When I got my new laptop with Windows Vista, I decided I was going to try out as much of the built in software as made sense to me. In particular, I thought I’d try Internet Explorer 7 and see if it really was a decent competitor to Firefox. My initial impressions were good:
- It had tabs just like Firefox.
- It seemed nice and fast.
- I liked the look and feel, and how they had minimised the space used by the user interface in order to maximise the space used to display the website.
- The search bar worked well and was easy to configure.
- It seemed stable, and the times that a website did get bound up I could kill just that window without losing all of the others.
- It didn’t do that incredibly annoying thing that Firefox does when it steals the cursor focus on a screen where you’ve already started typing stuff into the form fields.

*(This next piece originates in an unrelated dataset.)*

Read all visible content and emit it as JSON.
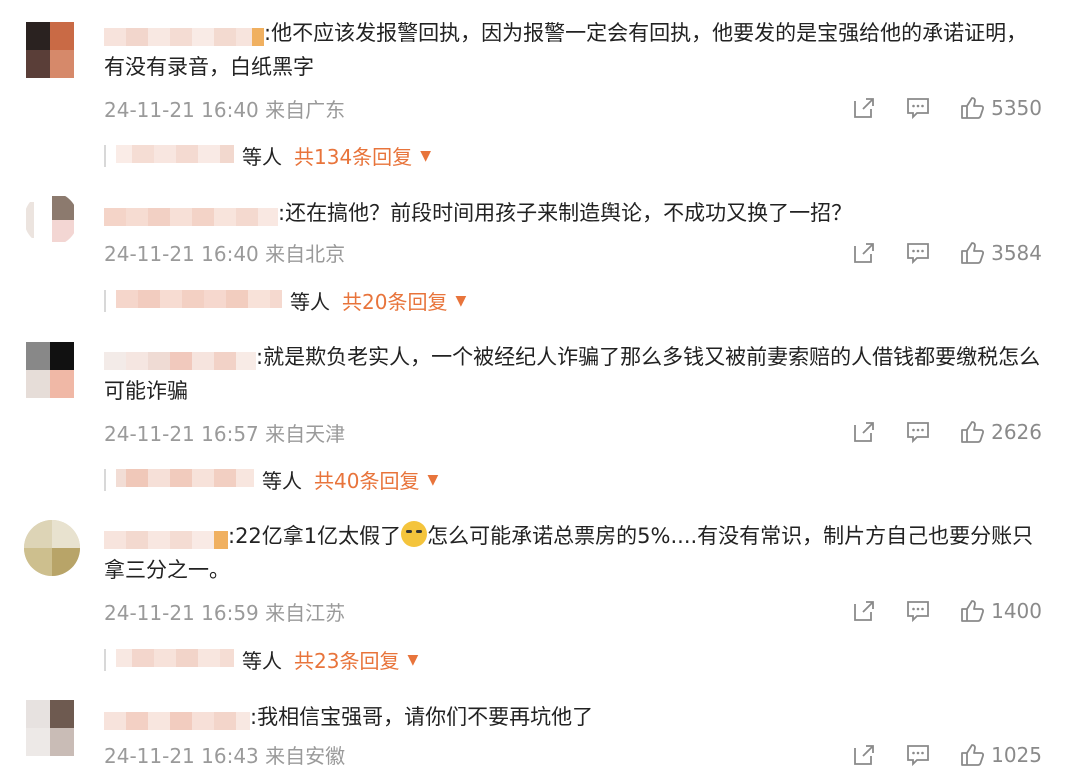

However, while the IE7 core browser was better than Firefox there were some features that I missed:
- Web Developer – an amazingly useful extension if you’re ever doing any web development work. The in-place CSS editor has saved me countless hours tweaking and reloading style sheets, and that’s only one of the features.
- AdBlock – Web based ads never used to worry me too much. I’d ignore them most of the time (often without even noticing that they even existed) and very occasionally I’d even click on one if it looked interesting. Then came the ads that covered the webpage or had audio/video of music or people talking. Something had to be done and AdBlock just cleaned all that crap out.
I used IE7 for a while but then I had a development project – and suddenly I had to install Firefox so I could use the Web Developer extension. And day by day those damn ads were annoying me more and more and finally I installed AdBlock in to Firefox and switched to using it as my default browser.
That was about a month ago and so far it’s been going well. They seem to have got the instability and memory leak issues under control in the latest version, and using AdBlock has made reading material online much more enjoyable. Firefox is still the best option as far as I know.
I find it interesting that the Firefox browser wasn’t as good as that in Internet Explorer, but that the quality of the add-ons more than makes up the difference.